Lincoln, she points out, was raised in a kitchen.
Fascination with the nation's 16th president appears bottomless. More books have been written about Lincoln than any single individual other than Jesus Christ. At the Ford Theatre Center, in Washington, D.C., across the street from where Lincoln was assassinated, selected titles from the 15,000 books written about Lincoln have been built into a tower that stands 3 ½ stories tall. In Chicago, the Abraham Lincoln Book Store has been in business since 1938, satisfying the reading demands of historians, collectors and Lincoln enthusiasts.
Despite the volumes that have reviewed every significant event in the Great Emancipator's life, there was no book devoted specifically to what he did every day — eat.

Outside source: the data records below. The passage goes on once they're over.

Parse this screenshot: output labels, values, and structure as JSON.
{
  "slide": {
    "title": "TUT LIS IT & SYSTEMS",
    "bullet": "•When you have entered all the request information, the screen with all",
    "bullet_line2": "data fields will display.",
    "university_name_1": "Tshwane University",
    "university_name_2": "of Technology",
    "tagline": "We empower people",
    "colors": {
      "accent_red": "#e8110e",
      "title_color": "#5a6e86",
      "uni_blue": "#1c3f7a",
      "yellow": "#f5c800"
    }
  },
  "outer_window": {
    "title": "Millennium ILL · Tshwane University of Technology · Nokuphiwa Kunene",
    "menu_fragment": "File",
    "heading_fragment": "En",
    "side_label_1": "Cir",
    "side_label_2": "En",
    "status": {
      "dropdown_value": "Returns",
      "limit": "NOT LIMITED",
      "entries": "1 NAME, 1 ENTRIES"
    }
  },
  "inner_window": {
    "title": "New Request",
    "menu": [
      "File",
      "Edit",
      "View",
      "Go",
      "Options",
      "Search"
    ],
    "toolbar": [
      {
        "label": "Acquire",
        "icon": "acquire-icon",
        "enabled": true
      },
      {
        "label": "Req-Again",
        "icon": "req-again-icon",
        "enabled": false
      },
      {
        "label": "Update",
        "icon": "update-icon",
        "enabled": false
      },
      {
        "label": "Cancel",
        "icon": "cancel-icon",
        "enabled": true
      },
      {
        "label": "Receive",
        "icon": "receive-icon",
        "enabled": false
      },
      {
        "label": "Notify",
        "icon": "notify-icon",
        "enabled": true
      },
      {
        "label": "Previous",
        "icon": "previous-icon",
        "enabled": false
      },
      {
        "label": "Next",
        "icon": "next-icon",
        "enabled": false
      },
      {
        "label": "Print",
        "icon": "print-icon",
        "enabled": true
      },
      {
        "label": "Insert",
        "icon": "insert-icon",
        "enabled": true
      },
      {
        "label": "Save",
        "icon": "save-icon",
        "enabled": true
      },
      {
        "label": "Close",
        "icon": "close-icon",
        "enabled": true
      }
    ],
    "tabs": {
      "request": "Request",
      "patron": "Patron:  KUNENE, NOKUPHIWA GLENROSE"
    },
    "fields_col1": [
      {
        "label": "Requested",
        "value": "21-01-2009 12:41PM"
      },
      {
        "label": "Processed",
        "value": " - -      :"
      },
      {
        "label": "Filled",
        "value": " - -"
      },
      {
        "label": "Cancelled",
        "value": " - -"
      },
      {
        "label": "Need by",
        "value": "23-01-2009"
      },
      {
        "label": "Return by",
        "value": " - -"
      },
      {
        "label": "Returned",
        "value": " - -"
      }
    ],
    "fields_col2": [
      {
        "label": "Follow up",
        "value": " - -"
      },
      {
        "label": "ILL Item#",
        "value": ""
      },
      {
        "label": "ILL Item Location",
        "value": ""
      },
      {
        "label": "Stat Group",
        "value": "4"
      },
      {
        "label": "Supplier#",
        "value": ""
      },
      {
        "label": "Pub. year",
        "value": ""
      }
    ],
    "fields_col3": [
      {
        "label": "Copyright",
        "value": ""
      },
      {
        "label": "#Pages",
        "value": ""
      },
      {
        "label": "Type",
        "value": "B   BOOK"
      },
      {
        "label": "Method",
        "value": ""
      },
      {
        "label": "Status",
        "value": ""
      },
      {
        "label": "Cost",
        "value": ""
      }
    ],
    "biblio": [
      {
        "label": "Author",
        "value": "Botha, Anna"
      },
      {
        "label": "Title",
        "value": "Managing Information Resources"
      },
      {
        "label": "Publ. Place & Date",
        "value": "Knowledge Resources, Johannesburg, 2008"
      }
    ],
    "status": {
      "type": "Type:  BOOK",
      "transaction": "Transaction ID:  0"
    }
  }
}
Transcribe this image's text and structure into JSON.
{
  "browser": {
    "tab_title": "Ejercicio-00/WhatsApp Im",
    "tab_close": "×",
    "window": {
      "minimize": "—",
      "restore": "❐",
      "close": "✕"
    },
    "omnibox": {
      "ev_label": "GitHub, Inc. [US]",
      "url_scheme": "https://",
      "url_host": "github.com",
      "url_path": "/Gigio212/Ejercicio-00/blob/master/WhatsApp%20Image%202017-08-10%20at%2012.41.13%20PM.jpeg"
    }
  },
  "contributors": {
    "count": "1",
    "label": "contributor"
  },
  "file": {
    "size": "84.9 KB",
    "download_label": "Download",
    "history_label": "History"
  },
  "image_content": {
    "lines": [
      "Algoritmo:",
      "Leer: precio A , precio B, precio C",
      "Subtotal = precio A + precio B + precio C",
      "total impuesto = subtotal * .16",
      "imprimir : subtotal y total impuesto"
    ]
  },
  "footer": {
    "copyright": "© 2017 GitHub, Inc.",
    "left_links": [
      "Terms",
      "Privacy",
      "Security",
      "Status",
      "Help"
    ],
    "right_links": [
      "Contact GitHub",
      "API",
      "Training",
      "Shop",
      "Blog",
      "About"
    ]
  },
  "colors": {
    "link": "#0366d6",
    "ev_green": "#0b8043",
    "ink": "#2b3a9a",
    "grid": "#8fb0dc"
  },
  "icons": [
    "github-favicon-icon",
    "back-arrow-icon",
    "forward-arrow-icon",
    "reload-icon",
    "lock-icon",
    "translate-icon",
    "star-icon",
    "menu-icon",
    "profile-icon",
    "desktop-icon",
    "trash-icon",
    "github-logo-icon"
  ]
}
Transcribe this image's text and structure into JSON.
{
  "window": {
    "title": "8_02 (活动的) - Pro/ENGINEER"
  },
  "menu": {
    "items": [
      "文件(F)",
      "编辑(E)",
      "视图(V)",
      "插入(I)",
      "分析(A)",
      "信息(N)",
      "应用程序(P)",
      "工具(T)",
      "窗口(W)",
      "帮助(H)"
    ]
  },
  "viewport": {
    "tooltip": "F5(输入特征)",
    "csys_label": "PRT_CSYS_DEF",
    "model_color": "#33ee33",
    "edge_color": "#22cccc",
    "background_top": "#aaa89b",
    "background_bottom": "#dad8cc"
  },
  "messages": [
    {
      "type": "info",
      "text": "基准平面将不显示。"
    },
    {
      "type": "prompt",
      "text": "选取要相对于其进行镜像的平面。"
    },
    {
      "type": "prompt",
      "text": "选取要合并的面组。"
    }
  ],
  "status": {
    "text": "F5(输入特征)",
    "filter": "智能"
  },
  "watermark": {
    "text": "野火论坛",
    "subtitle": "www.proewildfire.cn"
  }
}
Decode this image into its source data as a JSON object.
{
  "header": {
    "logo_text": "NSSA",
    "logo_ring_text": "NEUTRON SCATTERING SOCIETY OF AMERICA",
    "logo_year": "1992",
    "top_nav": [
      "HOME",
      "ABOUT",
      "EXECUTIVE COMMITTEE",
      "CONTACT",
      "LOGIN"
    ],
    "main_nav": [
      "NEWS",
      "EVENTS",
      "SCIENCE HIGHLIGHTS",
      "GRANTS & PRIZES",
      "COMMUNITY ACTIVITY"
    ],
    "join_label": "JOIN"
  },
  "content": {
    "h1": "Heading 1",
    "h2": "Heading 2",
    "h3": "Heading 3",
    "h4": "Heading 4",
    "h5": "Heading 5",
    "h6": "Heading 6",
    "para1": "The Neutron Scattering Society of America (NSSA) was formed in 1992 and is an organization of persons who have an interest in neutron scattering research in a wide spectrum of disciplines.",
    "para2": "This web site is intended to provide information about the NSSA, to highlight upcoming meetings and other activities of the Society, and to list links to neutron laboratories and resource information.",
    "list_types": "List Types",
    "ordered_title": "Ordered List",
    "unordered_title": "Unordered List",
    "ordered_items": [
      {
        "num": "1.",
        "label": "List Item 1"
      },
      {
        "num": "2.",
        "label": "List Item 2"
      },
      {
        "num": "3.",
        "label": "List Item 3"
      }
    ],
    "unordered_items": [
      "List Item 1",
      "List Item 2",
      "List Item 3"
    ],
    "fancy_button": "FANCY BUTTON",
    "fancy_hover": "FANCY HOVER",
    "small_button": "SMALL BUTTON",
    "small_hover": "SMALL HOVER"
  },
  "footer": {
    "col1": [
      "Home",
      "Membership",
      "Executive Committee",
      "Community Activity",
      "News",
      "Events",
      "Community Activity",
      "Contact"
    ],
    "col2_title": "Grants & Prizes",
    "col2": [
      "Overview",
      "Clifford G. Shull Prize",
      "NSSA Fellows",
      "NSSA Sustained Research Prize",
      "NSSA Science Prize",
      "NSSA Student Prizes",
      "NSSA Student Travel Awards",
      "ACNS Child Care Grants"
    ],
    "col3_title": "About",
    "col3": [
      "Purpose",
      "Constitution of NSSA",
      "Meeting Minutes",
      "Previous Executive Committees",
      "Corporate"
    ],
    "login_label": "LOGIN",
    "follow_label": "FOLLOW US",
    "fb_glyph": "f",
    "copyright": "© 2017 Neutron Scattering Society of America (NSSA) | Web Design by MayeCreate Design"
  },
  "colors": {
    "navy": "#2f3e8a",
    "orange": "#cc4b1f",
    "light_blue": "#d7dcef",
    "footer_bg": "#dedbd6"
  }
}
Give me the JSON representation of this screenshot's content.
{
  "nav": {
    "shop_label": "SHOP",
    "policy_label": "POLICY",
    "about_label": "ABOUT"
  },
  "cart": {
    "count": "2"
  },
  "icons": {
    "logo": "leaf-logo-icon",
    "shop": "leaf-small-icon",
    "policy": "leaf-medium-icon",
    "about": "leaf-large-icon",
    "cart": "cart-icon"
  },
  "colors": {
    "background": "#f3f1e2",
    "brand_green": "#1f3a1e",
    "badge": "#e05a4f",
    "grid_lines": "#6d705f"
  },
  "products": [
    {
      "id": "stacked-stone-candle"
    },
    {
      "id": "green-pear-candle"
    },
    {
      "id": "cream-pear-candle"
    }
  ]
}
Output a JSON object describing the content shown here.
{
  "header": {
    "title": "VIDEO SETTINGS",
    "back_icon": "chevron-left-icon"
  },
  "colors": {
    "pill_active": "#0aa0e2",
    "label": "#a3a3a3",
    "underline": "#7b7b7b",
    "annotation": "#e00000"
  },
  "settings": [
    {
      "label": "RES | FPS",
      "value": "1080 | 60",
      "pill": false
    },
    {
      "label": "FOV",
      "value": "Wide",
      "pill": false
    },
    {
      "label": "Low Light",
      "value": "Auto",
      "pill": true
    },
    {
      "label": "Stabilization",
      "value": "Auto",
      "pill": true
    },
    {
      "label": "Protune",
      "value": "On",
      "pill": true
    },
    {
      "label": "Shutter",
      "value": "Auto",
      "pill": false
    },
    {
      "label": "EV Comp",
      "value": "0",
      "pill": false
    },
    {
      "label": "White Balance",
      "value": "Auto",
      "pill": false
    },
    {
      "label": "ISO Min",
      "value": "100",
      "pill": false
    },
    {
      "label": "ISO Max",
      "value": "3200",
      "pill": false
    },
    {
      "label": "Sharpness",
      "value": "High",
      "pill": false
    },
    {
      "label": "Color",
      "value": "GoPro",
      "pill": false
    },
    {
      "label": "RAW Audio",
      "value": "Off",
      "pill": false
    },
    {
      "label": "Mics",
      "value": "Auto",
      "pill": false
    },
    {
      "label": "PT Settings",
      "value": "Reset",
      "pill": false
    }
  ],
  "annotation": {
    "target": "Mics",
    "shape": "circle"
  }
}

"A lot of the papers have been around for more than a century and the biographies quote the same sources, but nobody has approached it with a cook's eye," Eighmey said in an interview. "I use food to interpret history and history to interpret food."
She builds her biography by seizing on details, asides and hints. A mention from Lincoln's cousin, Dennis Hanks, that young Abraham liked to "fill his pockets with corn dodgers" before he worked in the fields sent her in search not only of a recipe, but details of the tools and processes that would have been used to turn pioneer corn into cornmeal.
"Hanks' description provided some recipe guidance as well," she wrote in the book. "The dodgers had to be sturdy enough to withstand being tucked into a pants pocket … tender cornbread would not do the trick."
While Eighmey spent five years researching the text and finding (and adapting and testing) 55 recipes, her interest in Lincoln dates to her Midwestern girlhood. Now in her 60s, the St. Paul author grew up in the era when students memorized the Gettysburg Address. She was raised in Gary, Ind., adjacent to Lincoln's Illinois; family car trips to Springfield and especially to the re-created New Salem village of Lincoln's youth left vivid impressions.